— Сумнительно что-то…
— Ничего не сумнительно. — Я и сам поверил в то, что на ходу рассказал для Олеши. — Баня? А наши с тобой разговоры все? Ну, вот возьми твою Настю, она вон у тебя кружева плетет. А не будет ее, а красота эта и после нее останется. Это разве не душа?
— Душа…
— Ну, а вот мы сейчас песню с тобой слушали. Ведь этого человека, может, двести годов нету, а душа-то в песне осталась, ты вот только что её чуял. И никуда этот человек не девался, разве не правильно говорю?
— Оно, пожалуй, так…
— Вот и ты так же, баню сделал, про жизнь рассказал. И никуда ты не денешься без следа, останешься.
— Баня-то ведь это не я…
— Как же это не ты? — я даже подпрыгнул. — Как это не ты?
— Да ведь умру вот я, а ты возьмешь да баню мою раскатишь! И все мои слова-разговоры забудешь. Вот и вся душа и весь мой ум, весь я кончился. Ну, ты, может, и не забудешь, а другой забудет, люди-то разные.
— Другой тоже не забудет!
Олеша ничего не сказал в ответ.
19
Дома я зажег лампу, нащепал и поставил самовар. Вскоре, побритый и принаряженный, пришел Олеша. Вешая на гвоздь его шапку и полупальто, я неожиданно для себя спросил:
— А что, может, за Козонковым сходить?
— Дело хозяйское, — сказал Олеша.
…Жажда творить добро опять зазудела во мне.

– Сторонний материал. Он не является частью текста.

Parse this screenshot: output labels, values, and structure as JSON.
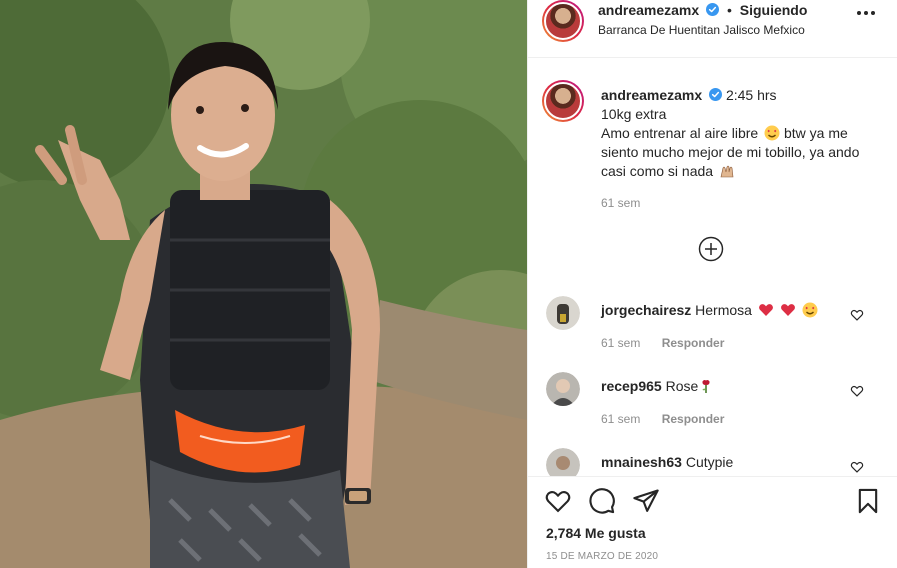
{
  "post": {
    "username": "andreamezamx",
    "separator": "•",
    "follow_state": "Siguiendo",
    "location": "Barranca De Huentitan Jalisco Mefxico"
  },
  "caption": {
    "username": "andreamezamx",
    "time": "2:45 hrs",
    "line1": "10kg extra",
    "line2": "Amo entrenar al aire libre",
    "line3": "btw ya me siento mucho mejor de mi tobillo, ya ando casi como si nada",
    "age": "61 sem"
  },
  "comments": [
    {
      "username": "jorgechairesz",
      "text": "Hermosa",
      "age": "61 sem",
      "reply": "Responder",
      "emoji": [
        "heart",
        "heart",
        "heart-eyes"
      ]
    },
    {
      "username": "recep965",
      "text": "Rose",
      "age": "61 sem",
      "reply": "Responder",
      "emoji": [
        "rose"
      ]
    },
    {
      "username": "mnainesh63",
      "text": "Cutypie"
    }
  ],
  "footer": {
    "likes": "2,784 Me gusta",
    "date": "15 DE MARZO DE 2020"
  },
  "icons": {
    "verified": "verified-badge-icon",
    "more": "more-options-icon",
    "load_more": "plus-circle-icon",
    "like": "heart-icon",
    "comment": "comment-icon",
    "share": "send-icon",
    "save": "bookmark-icon"
  },
  "colors": {
    "verified": "#3897f0",
    "heart": "#ed4956",
    "muted": "#8e8e8e"
  }
}
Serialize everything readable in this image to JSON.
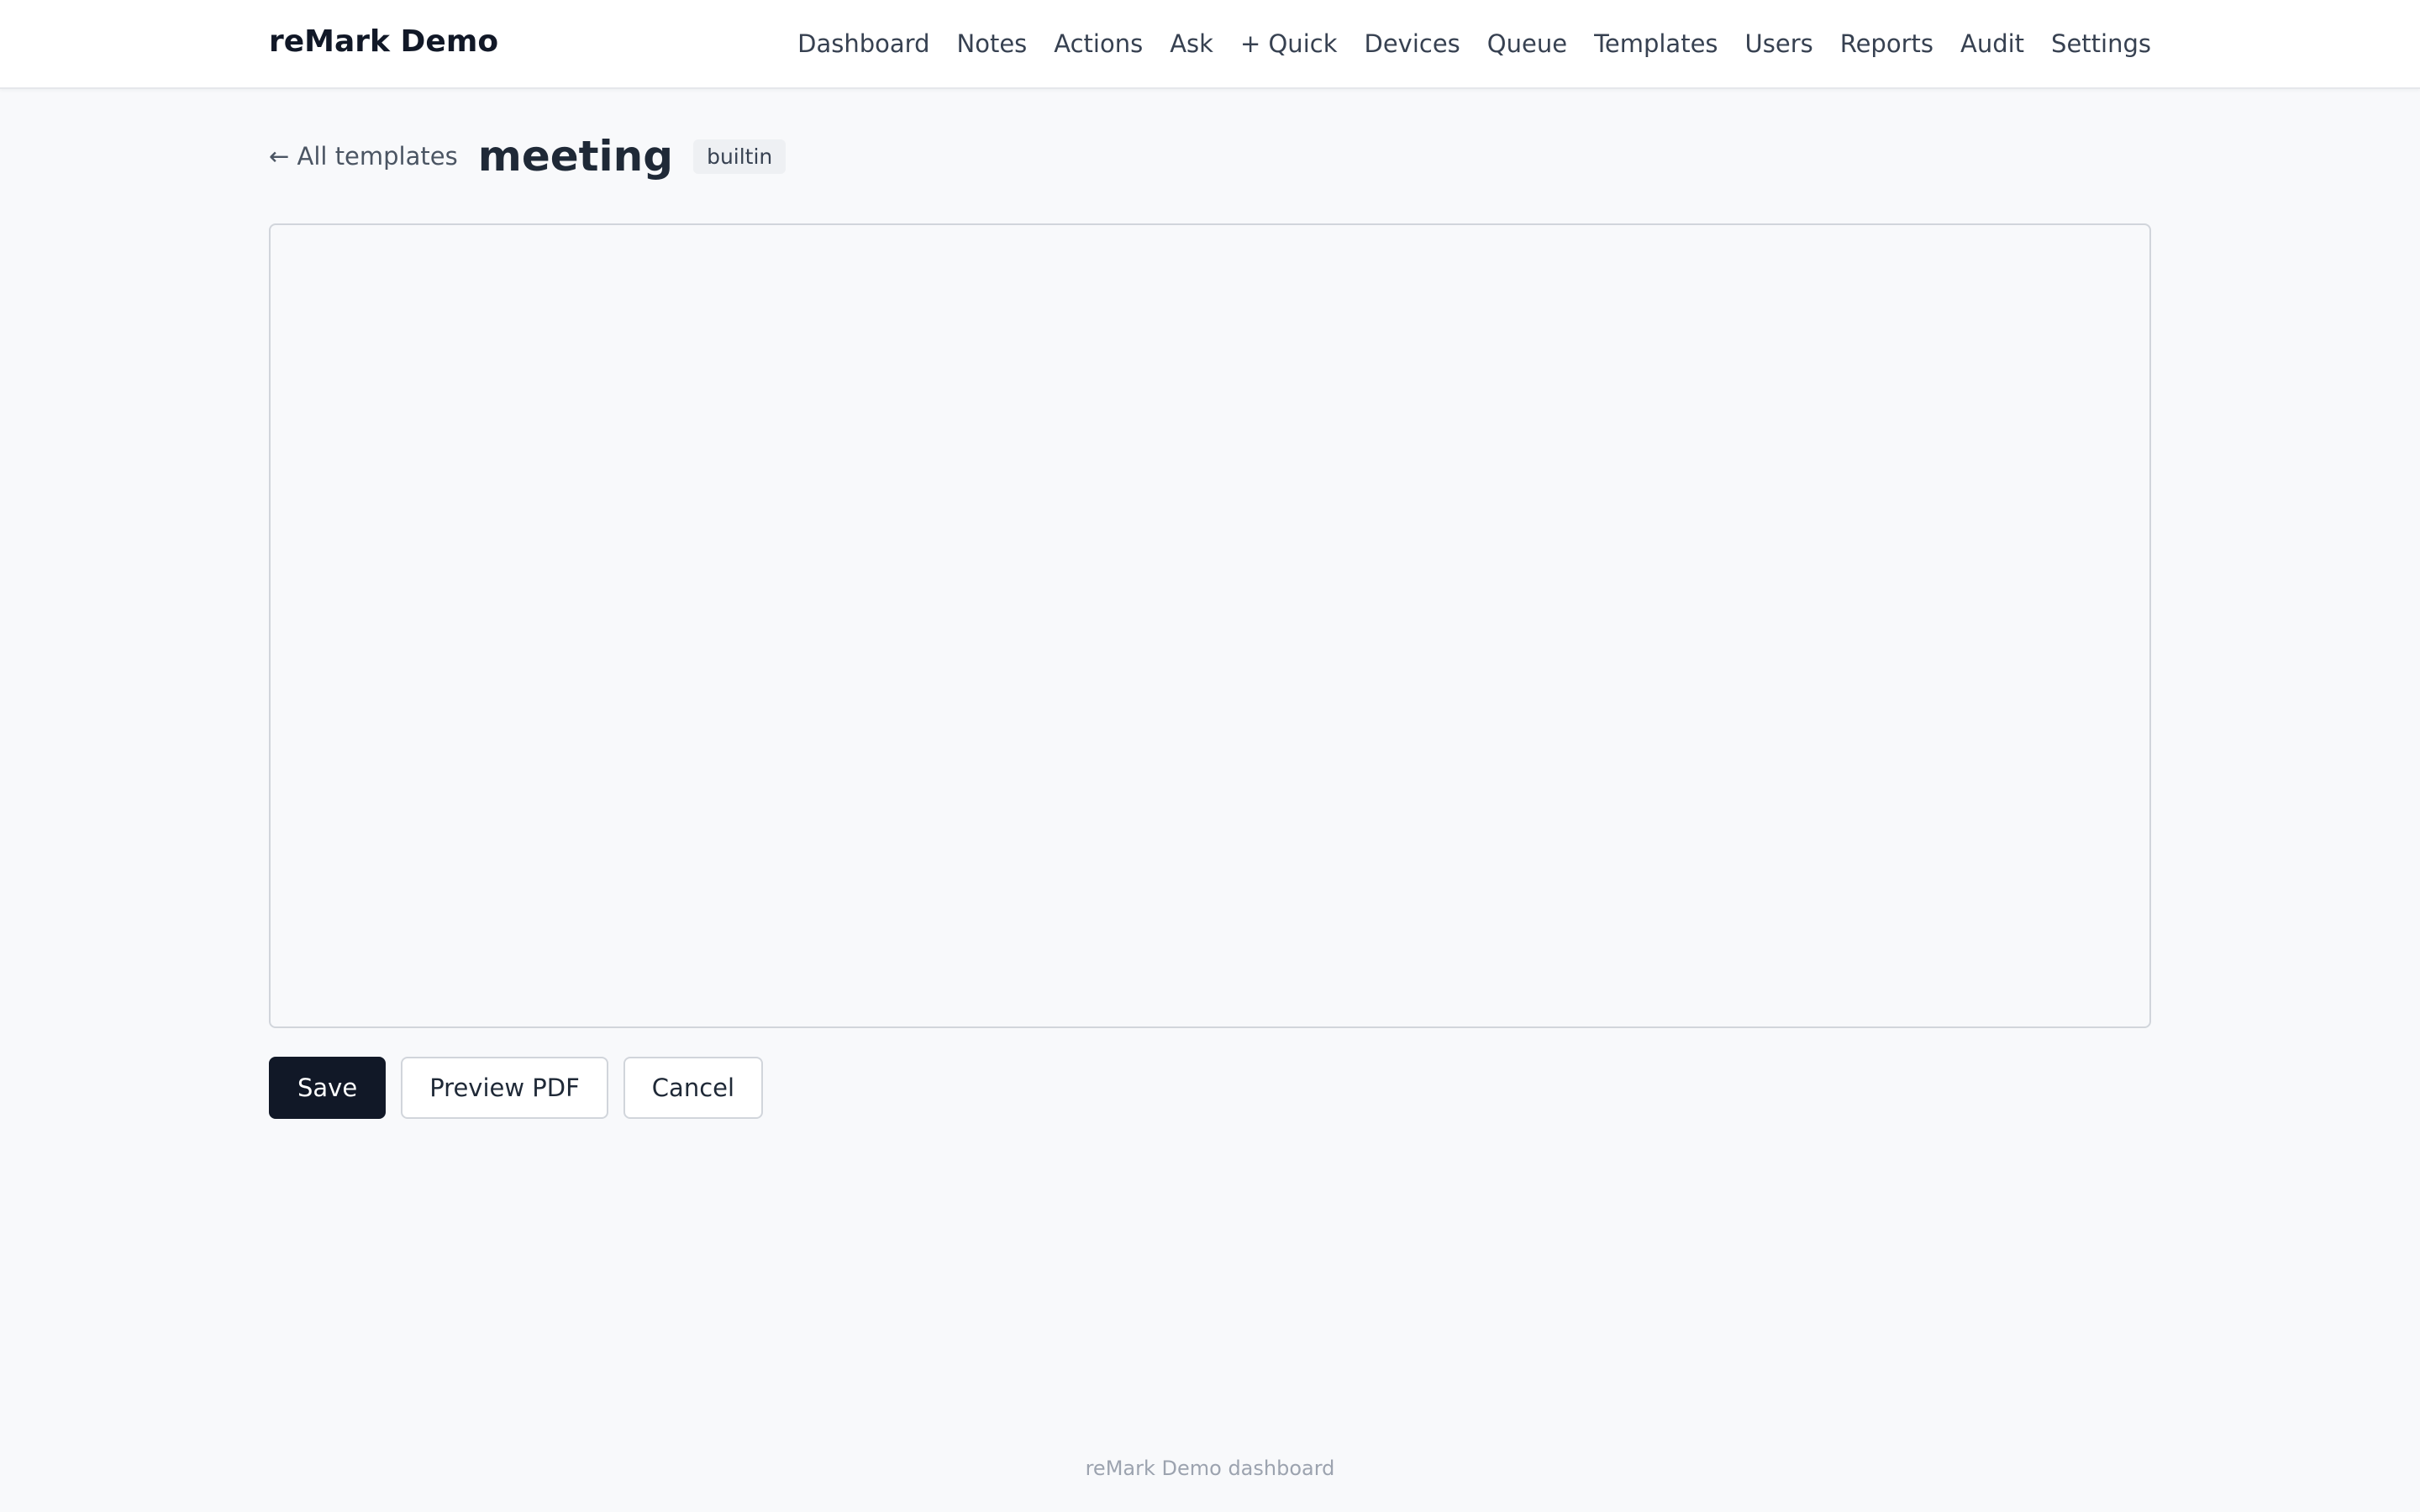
{
  "app": {
    "brand": "reMark Demo"
  },
  "nav": {
    "items": [
      "Dashboard",
      "Notes",
      "Actions",
      "Ask",
      "+ Quick",
      "Devices",
      "Queue",
      "Templates",
      "Users",
      "Reports",
      "Audit",
      "Settings"
    ]
  },
  "header": {
    "back_label": "← All templates",
    "title": "meeting",
    "badge": "builtin"
  },
  "editor": {
    "value": ""
  },
  "actions": {
    "save_label": "Save",
    "preview_label": "Preview PDF",
    "cancel_label": "Cancel"
  },
  "footer": {
    "text": "reMark Demo dashboard"
  },
  "colors": {
    "primary": "#111827",
    "background": "#f8f9fb",
    "border": "#d1d5db"
  }
}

Я поручил Олеше глядеть за самоваром, побежал за Козонковым. Словно избавляя от опасности еще раз столкнуться с Анфеей, Авинер встретился мне на улице, он правился к бригадиру играть в карты.
— Зайди, Авинер Павлович, на часик.
Козонков замешкался, но я был красноречивей обычного. В сенях посветил Авинеру фонариком.
— Здравствуйте! — громко сказал Козонков.
— Авинеру Павловичу, Авинеру Павловичу! — В голосе Олеши было смешливое добродушие.
…Бутылка армянского коньяка, припрятанная на всякий случай, не давала мне покоя: старики, вероятно, сроду не пивали такого. Поспел самовар. Я открыл консервы, нарезал хлеба и налил по полстакана.
— Ну, Авинер Павлович, Алексей Дмитриевич!
Старики по очереди разглядывали красивую этикетку.
— Правда, говорят, что его на клопах иногда настаивают?
— Врут!
— Выдержка, вишь, пять лет.
— Ты смотри…
— Я так в чаю только.
— Ну, в чаю коньяк не годится. — Я заварил и чай. — Коньяк пьют по глоточку.
Вот дурак, разве можно так говорить? По глоточку… Но Олеша неожиданно меня выручил:
— И ладно, что по глоточку. Вот раньше пили, рюмочки-то были: палец сунешь, в ней сухо будет. Теперь вон стаканами глушат, а что толку?
— Значит, лучше жить стали, — заметил Авинер.
— Лучше — не скажу. А вино пьют, как лошади. Напьются, да давай друг дружку возить. А бабы-то что делают!.. Иная… Иная, как вод… — Олеша закашлялся.
Мне пришлось вспомнить забытые приемы деревенского потчевания. Олеша крякнул, неторопливо взял кусочек консервов, то же сделал и Авинер.
— Что, баню-то, доделали? — спросил Авинер.
— Баня, Авинер Павлович, у мужика будет добра, простоит еще двадцать годов, — сказал Олеша.
— Баню не похаешь, как колокол.
— Добра баня. А у тебя, Павлович, разве худая баня? У тебя баня тоже хорошая.
— Не скажу, что худая. Вот хочу котел вмазать, на белую переделать.
Они мирно беседовали, я слушал их добродушные голоса, и мне вспоминались плотницкие рассказы.
Какой-то чертик, вертлявый и хитрый, подзуживал меня все время. И вот я налил еще и приготовился говорить речь, речь об их жизни: мне казалось, что надо наконец поставить точки над «и».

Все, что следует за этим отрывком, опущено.